Generative AI has unlocked enormous opportunities in the cybersecurity arena, from streamlined vulnerability management to faster incident response. But the technology has also opened up new attack paths that still need to be addressed.
Picture this: A French-speaking security researcher finds a critical vulnerability in a major U.S. retailer’s mobile app. They draft an email warning, but they run it by an AI chatbot to fix English language snafus before notifying the company.
Now imagine an attacker has been prowling the same large language model app for sensitive information. Using carefully crafted prompts, this bad actor goads the generative AI into sharing technical details of the French researcher’s submission before the retailer can patch. Next thing you know, there’s a cybersecurity breach.
That turn of events isn’t far-fetched: The OWASP Foundation has released a Top 10 list of vulnerabilities affecting large language models, and Sensitive Information Disclosure made the cut. “LLM applications can inadvertently disclose sensitive information, proprietary algorithms, or confidential data, leading to unauthorized access, intellectual property theft, and privacy breaches,” OWASP said, adding that one possible attack scenario is “crafted prompts used to bypass input filters and reveal sensitive data.”
As field CISO for Synack, I’ve seen firsthand how generative AI is here to stay, risks notwithstanding. AI technology is crucial to maintaining competitiveness across a range of industries. Security is no exception.
But as the example above shows, generative AI can also be a jackpot for bad actors. Striking a balance between embracing the technology and adding safeguards will be key to avoiding breaches. The board is watching: According to a recent Proofpoint survey of 650 board members around the world, 59% view tools like ChatGPT as a security risk.
Organizations leveraging AI to enhance their capabilities should pause and ask a few important questions. How are we ensuring the AI we use isn’t making us vulnerable? How are we hardening AI infrastructure and addressing privacy concerns? How are we identifying any complex or security-sensitive tasks too delicate to assign to AI?

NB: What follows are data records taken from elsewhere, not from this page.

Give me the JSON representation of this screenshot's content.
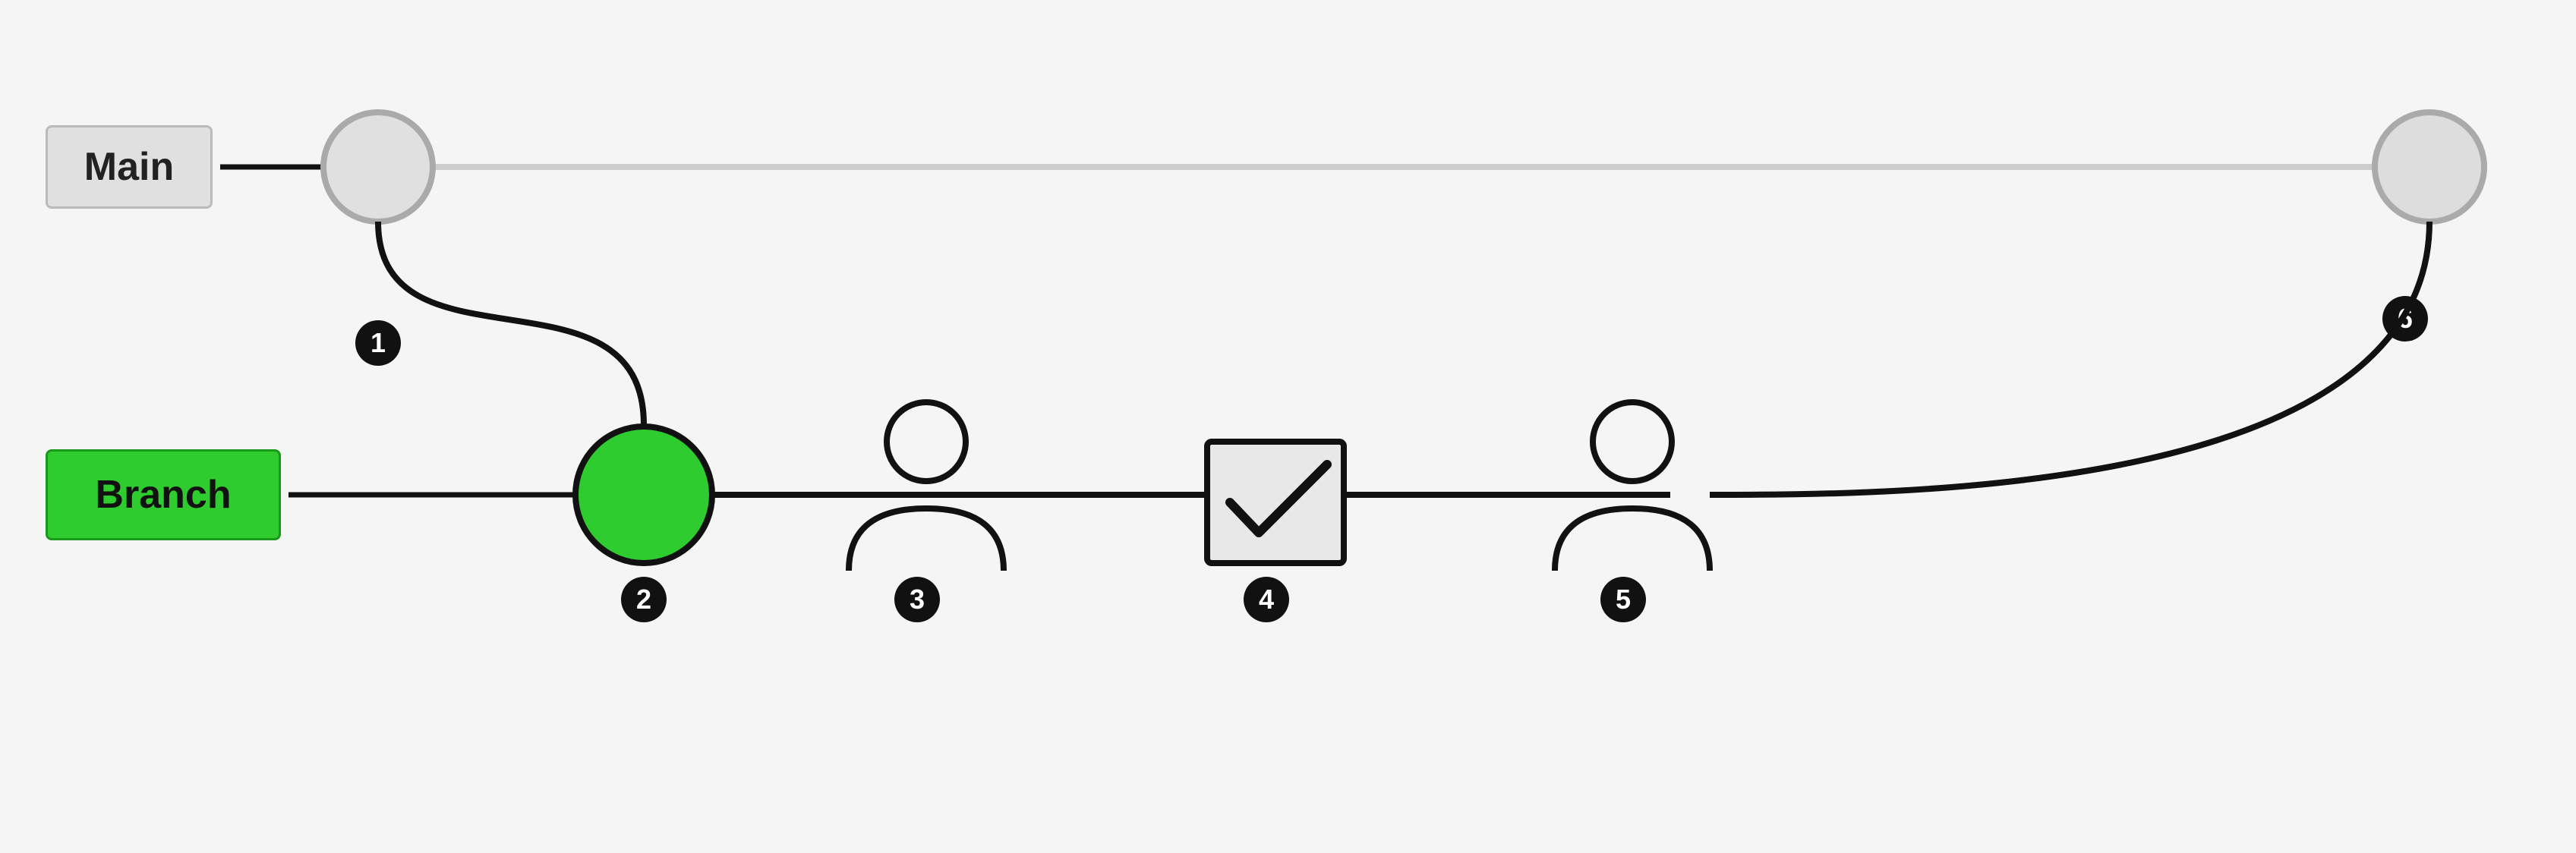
{
  "labels": {
    "main": "Main",
    "branch": "Branch"
  },
  "badges": {
    "one": "1",
    "two": "2",
    "three": "3",
    "four": "4",
    "five": "5",
    "six": "6"
  },
  "colors": {
    "background": "#f5f5f5",
    "main_line": "#cccccc",
    "branch_line": "#111111",
    "main_circle_fill": "#e0e0e0",
    "main_circle_stroke": "#aaaaaa",
    "branch_circle_fill": "#2ecc2e",
    "branch_circle_stroke": "#111111",
    "end_circle_fill": "#dddddd",
    "end_circle_stroke": "#aaaaaa",
    "badge_bg": "#111111",
    "badge_text": "#ffffff"
  }
}
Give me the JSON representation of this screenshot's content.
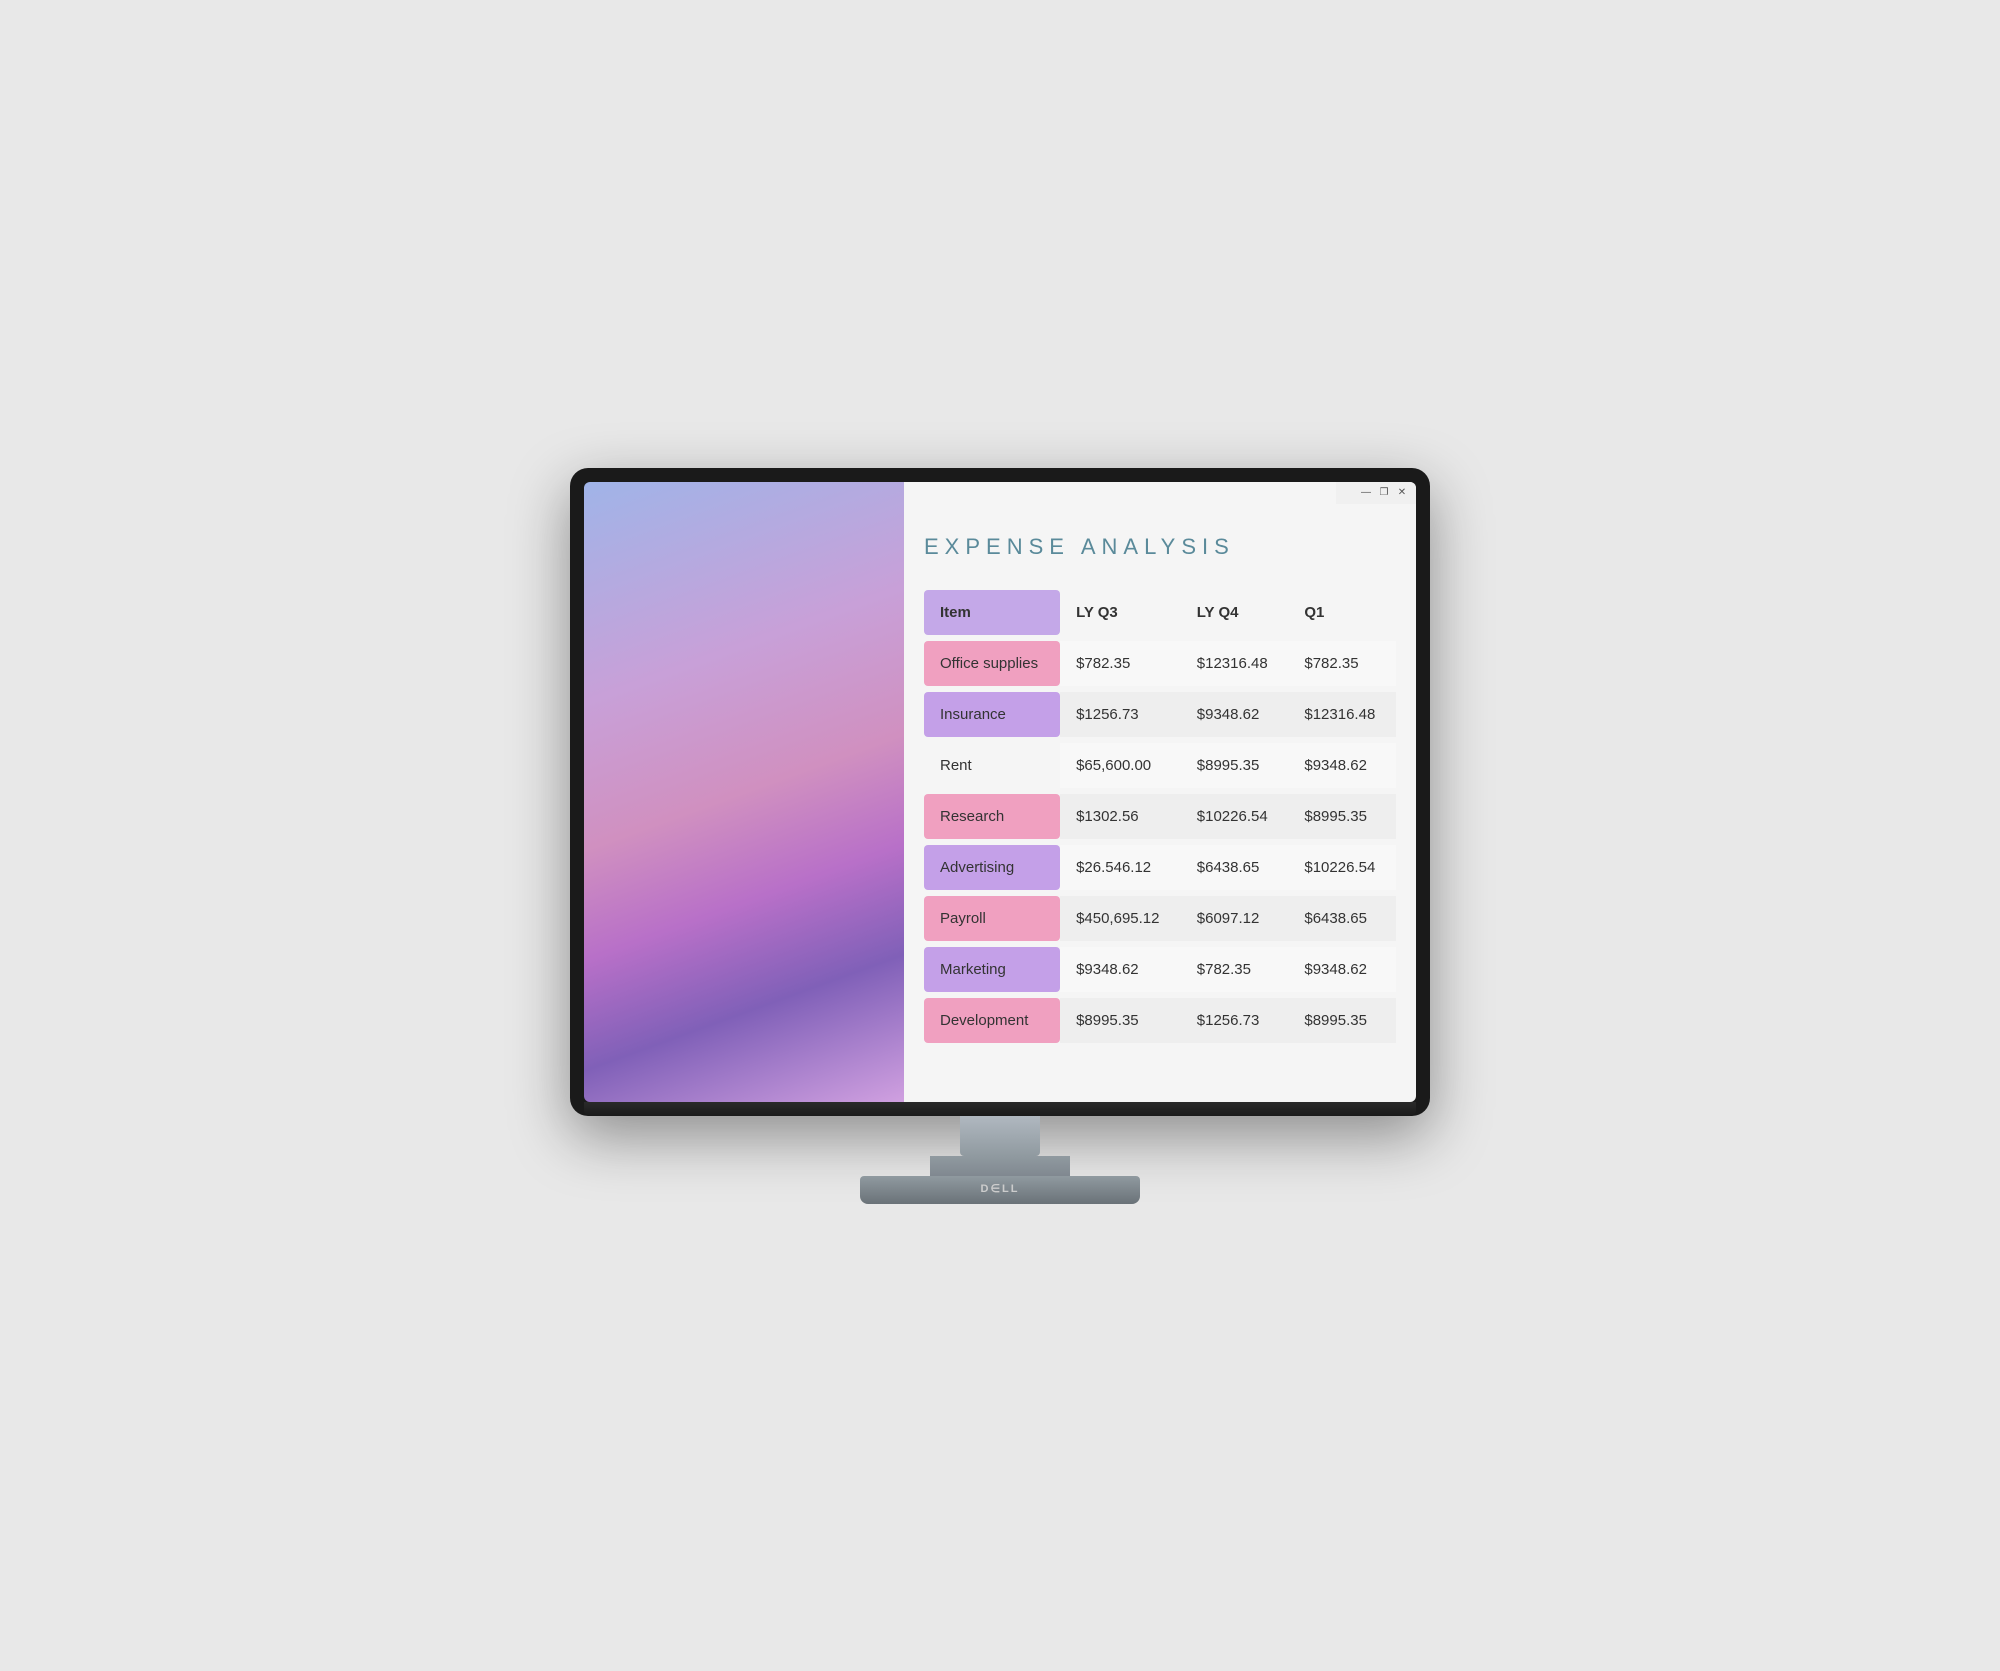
{
  "window": {
    "title": "Expense Analysis",
    "controls": {
      "minimize": "—",
      "restore": "❐",
      "close": "✕"
    }
  },
  "spreadsheet": {
    "title": "EXPENSE ANALYSIS",
    "columns": [
      {
        "id": "item",
        "label": "Item"
      },
      {
        "id": "lyq3",
        "label": "LY Q3"
      },
      {
        "id": "lyq4",
        "label": "LY Q4"
      },
      {
        "id": "q1",
        "label": "Q1"
      }
    ],
    "rows": [
      {
        "item": "Office supplies",
        "lyq3": "$782.35",
        "lyq4": "$12316.48",
        "q1": "$782.35",
        "color": "pink"
      },
      {
        "item": "Insurance",
        "lyq3": "$1256.73",
        "lyq4": "$9348.62",
        "q1": "$12316.48",
        "color": "purple"
      },
      {
        "item": "Rent",
        "lyq3": "$65,600.00",
        "lyq4": "$8995.35",
        "q1": "$9348.62",
        "color": "none"
      },
      {
        "item": "Research",
        "lyq3": "$1302.56",
        "lyq4": "$10226.54",
        "q1": "$8995.35",
        "color": "pink"
      },
      {
        "item": "Advertising",
        "lyq3": "$26.546.12",
        "lyq4": "$6438.65",
        "q1": "$10226.54",
        "color": "purple"
      },
      {
        "item": "Payroll",
        "lyq3": "$450,695.12",
        "lyq4": "$6097.12",
        "q1": "$6438.65",
        "color": "pink"
      },
      {
        "item": "Marketing",
        "lyq3": "$9348.62",
        "lyq4": "$782.35",
        "q1": "$9348.62",
        "color": "purple"
      },
      {
        "item": "Development",
        "lyq3": "$8995.35",
        "lyq4": "$1256.73",
        "q1": "$8995.35",
        "color": "pink"
      }
    ]
  },
  "monitor": {
    "brand": "D∈LL"
  }
}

As with most technologies, our people training will determine our success or failure. Are we training people when it is acceptable to use a public AI engine – and when they must use a private engine based on the content? Are we developing “sanitization scripts” and other processes so that sensitive concepts are removed from submissions? Are we training our people on the use of those scripts and testing their accuracy with that and other processes? Are managers being trained to query their teams on their use of AI and how to support as well as keep them in policy?
The answers could determine whether your organization can effectively capitalize on the AI frenzy or if you make headlines as a victim of uniquely AI-driven cyber vulnerabilities.
AI’s potential comes with pitfalls
It’s easy to see why organizations are so enthusiastic about AI. A recent GitLab survey found that nine in ten DevSecOps teams are using AI in software development or plan to use it. Senior policymakers and intelligence officials were buzzing about the technology at the Billington Cybersecurity Summit earlier this month, touting its transformational potential (while warning that bad actors are using it, too). The U.S. federal government maintains a running list of agencies’ AI use cases, from identifying high-risk Social Security claims to helping cyber analysts better understand anomalies and potential threats via probabilistic models.
In the security testing space, AI can be used to automate data collection for reconnaissance, enhance scanning by improving the accuracy of automated tools and reduce noise by adding intelligence from outside sources like social media. AI can also equip testers to find the best course of action for exploiting a target – and help generate high-quality reports so security researchers can spend more time testing. Finally, AI techniques can be used to analyze results and, with proper privacy safeguards in place, allow exploitable software flaws at one organization to be applied at others so they can all be fixed. And that’s the tip of the iceberg for how AI can help overtaxed security teams improve their organization’s cyber posture.
That said, AI can’t do everything. Even powerful generative AI platforms like ChatGPT struggle when faced with abstract problems. Their capacity to write code is convenient but still error-prone: A recent Stanford University study found that participants using an AI assistant wrote less secure code than their manual-only counterparts. The creativity of human intelligence should still come into play when building secure software and testing it for vulnerabilities.
Cyber defenders will have to evolve to incorporate AI and keep pace with attackers who are already using it. By striking the right balance between a human-led and AI-driven approach, organizations stand the best chance of realizing AI’s enormous potential while steering clear of alarming new vulnerabilities.